Home » today » News » 6:54 a.m. – The rise in crime, a key issue in the New York mayoral race

6:54 a.m. – The rise in crime, a key issue in the New York mayoral race

Knife attacks in the subway, serial shootings, including in Times Square: after long praising itself as one of the safest metropolises in the world, New York is facing increasing crime, which has become a central theme of the municipal campaign.

After the 1970s and 1980s during which the first American metropolis, in the midst of a budgetary crisis, experienced endemic crime, the latter had been declining since the mid-1990s.

But the picture has darkened since the summer of 2020. And what initially looked like a passing consequence of the precariousness due to the pandemic and the movement against police violence after the death of George Floyd no longer seems to be an epiphenomenon.

“Violence is clearly on the rise (…) and the rise of 2020 is likely to continue into 2021,” said John Pfaff, professor of criminal law at Fordham University. “There is enormous economic uncertainty, enormous stress (…). Everything contributes to the violence, which tends to perpetuate itself”.

New York may gradually emerge from the health crisis, and unemployment is falling, the statistics are not improving.

The latest, arrested on May 9, report 505 victims of shootings since the beginning of January, against 275 over the comparable period of 2020 and the highest for 10 years.

Over the same period, some 146 murders were recorded, + 27% compared to 2020 and + 40% compared to 2019.

Officially, crime in the metro is down (-43%). But many find this figure misleading, as attendance has plummeted with the pandemic.

On May 8, a daytime shooting that injured two women and a child in Times Square propelled the subject to the heart of the municipal campaign, six weeks before the June 22 Democratic primary.

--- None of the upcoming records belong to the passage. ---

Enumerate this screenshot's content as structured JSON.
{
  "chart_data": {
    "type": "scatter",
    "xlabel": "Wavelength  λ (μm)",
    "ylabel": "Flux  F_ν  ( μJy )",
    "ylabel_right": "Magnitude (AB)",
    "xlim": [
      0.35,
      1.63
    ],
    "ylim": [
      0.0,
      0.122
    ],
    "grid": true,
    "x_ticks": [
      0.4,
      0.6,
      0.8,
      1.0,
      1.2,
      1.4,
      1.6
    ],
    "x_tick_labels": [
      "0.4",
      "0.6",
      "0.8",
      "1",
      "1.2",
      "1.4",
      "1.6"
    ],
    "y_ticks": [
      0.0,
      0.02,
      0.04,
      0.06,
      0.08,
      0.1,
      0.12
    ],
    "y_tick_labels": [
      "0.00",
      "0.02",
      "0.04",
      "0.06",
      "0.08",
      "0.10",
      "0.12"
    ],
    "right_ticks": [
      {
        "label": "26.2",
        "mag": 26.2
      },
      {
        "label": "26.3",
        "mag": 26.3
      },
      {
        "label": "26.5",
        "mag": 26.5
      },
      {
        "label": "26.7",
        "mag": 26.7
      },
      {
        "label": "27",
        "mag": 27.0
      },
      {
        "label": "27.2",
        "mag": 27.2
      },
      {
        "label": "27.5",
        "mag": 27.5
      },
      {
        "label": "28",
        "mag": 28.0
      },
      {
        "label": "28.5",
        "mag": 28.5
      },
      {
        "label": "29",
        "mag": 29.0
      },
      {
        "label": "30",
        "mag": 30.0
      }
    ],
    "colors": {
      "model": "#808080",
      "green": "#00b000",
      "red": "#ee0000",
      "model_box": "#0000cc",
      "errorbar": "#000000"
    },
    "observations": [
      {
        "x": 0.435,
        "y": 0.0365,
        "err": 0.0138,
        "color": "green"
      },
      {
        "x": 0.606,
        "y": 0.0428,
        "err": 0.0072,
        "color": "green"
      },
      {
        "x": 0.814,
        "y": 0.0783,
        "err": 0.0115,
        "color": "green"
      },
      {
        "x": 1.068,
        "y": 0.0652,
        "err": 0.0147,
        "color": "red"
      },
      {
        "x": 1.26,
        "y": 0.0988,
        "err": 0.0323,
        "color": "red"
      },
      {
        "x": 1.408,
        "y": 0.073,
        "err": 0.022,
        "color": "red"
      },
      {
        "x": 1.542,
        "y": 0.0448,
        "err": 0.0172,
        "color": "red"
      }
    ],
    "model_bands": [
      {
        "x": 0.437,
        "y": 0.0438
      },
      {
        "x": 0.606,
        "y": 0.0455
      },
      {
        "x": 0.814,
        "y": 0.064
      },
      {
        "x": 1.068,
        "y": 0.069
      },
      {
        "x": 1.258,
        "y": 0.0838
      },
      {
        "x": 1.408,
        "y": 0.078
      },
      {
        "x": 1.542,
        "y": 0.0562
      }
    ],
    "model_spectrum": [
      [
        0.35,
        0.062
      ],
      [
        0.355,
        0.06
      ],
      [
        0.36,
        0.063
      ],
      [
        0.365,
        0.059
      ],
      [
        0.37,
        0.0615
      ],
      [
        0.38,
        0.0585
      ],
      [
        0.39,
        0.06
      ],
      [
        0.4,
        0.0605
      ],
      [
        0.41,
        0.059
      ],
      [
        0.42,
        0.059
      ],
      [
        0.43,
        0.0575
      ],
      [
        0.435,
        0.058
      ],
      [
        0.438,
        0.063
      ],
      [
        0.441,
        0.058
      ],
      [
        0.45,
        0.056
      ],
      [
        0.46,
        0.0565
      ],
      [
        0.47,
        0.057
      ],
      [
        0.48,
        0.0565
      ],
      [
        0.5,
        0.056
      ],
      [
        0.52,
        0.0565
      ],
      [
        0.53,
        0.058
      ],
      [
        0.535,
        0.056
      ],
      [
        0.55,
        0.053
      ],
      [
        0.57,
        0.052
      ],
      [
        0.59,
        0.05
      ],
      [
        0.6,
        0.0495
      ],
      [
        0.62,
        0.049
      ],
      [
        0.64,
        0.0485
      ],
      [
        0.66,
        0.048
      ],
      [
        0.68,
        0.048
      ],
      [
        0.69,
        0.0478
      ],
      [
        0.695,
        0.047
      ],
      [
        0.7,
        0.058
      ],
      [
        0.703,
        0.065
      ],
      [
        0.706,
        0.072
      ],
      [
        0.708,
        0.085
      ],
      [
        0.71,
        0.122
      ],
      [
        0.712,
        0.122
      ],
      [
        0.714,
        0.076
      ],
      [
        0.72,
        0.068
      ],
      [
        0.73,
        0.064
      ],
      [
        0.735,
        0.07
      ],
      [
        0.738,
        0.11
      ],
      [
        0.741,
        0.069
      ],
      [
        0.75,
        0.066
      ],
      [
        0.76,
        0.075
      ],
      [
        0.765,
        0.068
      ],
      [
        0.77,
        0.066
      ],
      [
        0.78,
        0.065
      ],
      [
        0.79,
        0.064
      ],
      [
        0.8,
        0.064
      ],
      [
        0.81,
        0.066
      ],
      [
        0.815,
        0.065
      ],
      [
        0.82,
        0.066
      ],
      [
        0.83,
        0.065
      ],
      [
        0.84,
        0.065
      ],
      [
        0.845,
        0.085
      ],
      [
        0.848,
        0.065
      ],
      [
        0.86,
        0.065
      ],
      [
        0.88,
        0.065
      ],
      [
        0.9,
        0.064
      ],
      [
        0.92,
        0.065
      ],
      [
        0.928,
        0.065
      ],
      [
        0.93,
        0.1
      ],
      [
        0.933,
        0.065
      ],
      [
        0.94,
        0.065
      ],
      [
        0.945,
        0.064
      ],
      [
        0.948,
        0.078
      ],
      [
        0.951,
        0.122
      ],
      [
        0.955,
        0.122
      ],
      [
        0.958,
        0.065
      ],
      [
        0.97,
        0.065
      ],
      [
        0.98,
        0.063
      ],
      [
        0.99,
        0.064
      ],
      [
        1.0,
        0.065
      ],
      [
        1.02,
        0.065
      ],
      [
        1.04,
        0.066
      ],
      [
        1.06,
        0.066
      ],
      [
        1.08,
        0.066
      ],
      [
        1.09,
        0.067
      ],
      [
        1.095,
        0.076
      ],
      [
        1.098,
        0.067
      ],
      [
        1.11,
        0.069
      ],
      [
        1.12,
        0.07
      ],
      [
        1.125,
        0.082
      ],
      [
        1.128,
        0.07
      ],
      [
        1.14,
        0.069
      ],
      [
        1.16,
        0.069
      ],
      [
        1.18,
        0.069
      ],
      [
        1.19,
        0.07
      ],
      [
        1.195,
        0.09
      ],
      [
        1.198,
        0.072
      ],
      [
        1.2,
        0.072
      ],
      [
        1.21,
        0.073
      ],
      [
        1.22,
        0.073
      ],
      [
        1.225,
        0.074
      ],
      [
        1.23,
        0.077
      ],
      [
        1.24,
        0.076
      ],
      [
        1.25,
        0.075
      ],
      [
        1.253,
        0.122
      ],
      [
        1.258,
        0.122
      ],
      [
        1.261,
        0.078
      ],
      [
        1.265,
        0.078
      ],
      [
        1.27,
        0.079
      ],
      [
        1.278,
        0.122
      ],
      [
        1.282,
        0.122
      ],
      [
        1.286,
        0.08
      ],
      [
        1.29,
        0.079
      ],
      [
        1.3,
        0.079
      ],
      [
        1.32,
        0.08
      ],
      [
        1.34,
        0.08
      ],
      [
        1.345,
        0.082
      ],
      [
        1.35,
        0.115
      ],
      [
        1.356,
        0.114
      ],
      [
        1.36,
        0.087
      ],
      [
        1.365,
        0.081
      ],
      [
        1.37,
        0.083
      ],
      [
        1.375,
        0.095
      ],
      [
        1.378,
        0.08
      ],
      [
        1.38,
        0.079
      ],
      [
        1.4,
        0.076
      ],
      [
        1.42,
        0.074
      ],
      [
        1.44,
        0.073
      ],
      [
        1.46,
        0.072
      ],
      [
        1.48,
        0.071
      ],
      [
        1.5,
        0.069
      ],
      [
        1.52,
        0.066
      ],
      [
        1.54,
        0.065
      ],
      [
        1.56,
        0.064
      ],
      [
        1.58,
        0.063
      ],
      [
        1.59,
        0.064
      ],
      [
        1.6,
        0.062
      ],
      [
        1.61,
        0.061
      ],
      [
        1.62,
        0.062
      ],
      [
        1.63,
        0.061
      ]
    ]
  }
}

These primaries are expected to nominate the winner of the November election, given the unpopularity of Republicans in New York.

The main contenders are ex-presidential candidate Andrew Yang, Brooklyn president and ex-police officer Eric Adams, or Raymond McGuire, a more centrist ex-Wall Street banker.

In a race that is still very open, the candidates have since succeeded in this Mecca of New York tourism, promising decisive action to improve safety if they are elected.

And during their first virtual debate Thursday evening, the subject kept coming back.

– Political recovery –

On Friday, the president of the New York transport authority, Pat Foye, increased the pressure, calling for “an immediate injection” of hundreds of police in the stations, where their presence has already been reinforced in recent weeks.

He even described as “irresponsible” the outgoing mayor, the far left Democrat Bill de Blasio, accused of “ignoring the reality” of users.

Asked about a local radio station, Mr. de Blasio repeated his mantra: namely that crime will drop with the resumption of economic activity, which seems to be taking shape with the lifting of restrictions due to the epidemic.

He also accused Mr. Foye of “stirring up fear” at the behest of Democratic Governor Andrew Cuomo. Political enemy of the mayor and supervisor of New York transport, the governor frequently accuses the mayor of inaction on crime.

In fact, if the increase in violence is indisputable, so is its political recovery.

Some in the Republican camp, like Fox News commentator Tucker Carlson, even present New York as a new cut-throat, far from the reality on the ground.

Others on the contrary, especially in the Democratic camp, call for relativization.

“I don’t hear anyone around me saying, + I don’t feel safe. + (…) There is a political attempt to steer the discussion,” says Susan Kang, law professor at the university. New Yorker John Jay.

“Even though the crime figures are increasing, they are still quite low” for a city of this size, she said. Especially since most American metropolises have also seen crime increase over the past year.

While the movement against police violence had pushed some Democrats to demand a reduction in the budget of a New York police force of some 35,000 officers – the largest in the country – for the benefit of services to underprivileged communities, she regrets that the discussion is now moving towards an often ineffective reinforcement of police deployments.

“Times Square already has a large female police presence. How would more police officers improve the situation?” she asks herself.

Whatever measures are taken, “the problem will not be resolved quickly,” predicts Christopher Herrmann, another John Jay expert. “The new mayor is coming with a pile of bad news on his desk.”